Exploiting buck–boost duality in dual active bridge modular multilevel converters to achieve high DC step ratios

Abstract A previously unidentified duality between buck and boost configured dc‐ac modular multilevel converters (MMCs) is firstly revealed. Armed with this insight, a new dual‐active‐bridge (DAB)‐MMC is proposed for high‐voltage dc (HVDC)‐to‐medium‐voltage dc (MVDC) power conversion that utilizes cascaded buck and boost dc–ac stages to obtain high dc step ratios. Single‐phase and three‐phase variants are presented. When compared with the conventional DAB‐MMC solution for the same dc step ratio, both the single‐phase and three‐phase topologies offer reduced MVDC side transformer winding current stresses, while the three‐phase topology also yields reduced MVDC side MMC submodule current stresses.

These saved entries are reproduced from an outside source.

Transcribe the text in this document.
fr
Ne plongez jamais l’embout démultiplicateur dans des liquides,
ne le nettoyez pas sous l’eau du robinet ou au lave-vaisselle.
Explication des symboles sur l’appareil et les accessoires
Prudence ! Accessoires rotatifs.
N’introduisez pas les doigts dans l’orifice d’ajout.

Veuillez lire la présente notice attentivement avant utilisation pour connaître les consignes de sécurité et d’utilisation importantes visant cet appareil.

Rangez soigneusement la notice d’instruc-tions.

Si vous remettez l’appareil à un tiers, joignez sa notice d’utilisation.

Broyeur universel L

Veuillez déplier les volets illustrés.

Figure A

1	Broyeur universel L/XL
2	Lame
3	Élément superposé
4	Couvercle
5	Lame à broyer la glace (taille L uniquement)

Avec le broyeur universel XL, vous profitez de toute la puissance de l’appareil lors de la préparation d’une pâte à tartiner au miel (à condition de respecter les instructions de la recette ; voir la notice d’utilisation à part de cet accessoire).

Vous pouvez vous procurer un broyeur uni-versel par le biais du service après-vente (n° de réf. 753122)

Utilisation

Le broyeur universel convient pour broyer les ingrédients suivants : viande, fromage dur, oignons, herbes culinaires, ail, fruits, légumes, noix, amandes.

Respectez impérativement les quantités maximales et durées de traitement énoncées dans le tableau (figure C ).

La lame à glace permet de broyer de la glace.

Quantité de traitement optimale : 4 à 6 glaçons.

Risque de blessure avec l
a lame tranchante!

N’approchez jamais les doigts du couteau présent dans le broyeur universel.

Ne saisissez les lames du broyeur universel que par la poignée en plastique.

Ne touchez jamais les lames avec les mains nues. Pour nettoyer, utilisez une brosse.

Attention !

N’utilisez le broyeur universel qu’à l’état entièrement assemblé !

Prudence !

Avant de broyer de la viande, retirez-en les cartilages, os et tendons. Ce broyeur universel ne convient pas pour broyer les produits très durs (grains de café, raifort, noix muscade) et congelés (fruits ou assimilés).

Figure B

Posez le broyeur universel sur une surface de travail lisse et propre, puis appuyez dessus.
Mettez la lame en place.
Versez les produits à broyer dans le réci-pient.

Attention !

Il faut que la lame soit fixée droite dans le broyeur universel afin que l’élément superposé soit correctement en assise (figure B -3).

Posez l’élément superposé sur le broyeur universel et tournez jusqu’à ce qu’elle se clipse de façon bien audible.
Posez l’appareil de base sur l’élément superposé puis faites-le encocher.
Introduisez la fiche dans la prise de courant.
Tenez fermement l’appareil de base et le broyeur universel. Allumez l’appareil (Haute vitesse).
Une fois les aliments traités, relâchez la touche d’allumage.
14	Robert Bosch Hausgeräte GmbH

The former is achieved by having the freedom to design the transformer with a lower turns ratio, and the latter is achieved due to the inherent paralleling of submodules on the MVDC side of the converter. Analysis of the three‐phase topology reveals its low‐voltage side transformer winding current stresses can be reduced by a factor of 3.27. A generalized mathematical model of the proposed buck–boost DAB‐MMC is derived and used to propose a dynamic controller for both the single‐phase and three‐phase topologies. Real‐time simulations obtained from a real‐time digital simulator system that incorporates an FPGA‐based controller for the valve firing controls validate the proposed buck–boost DAB‐MMC operation and dynamic controls.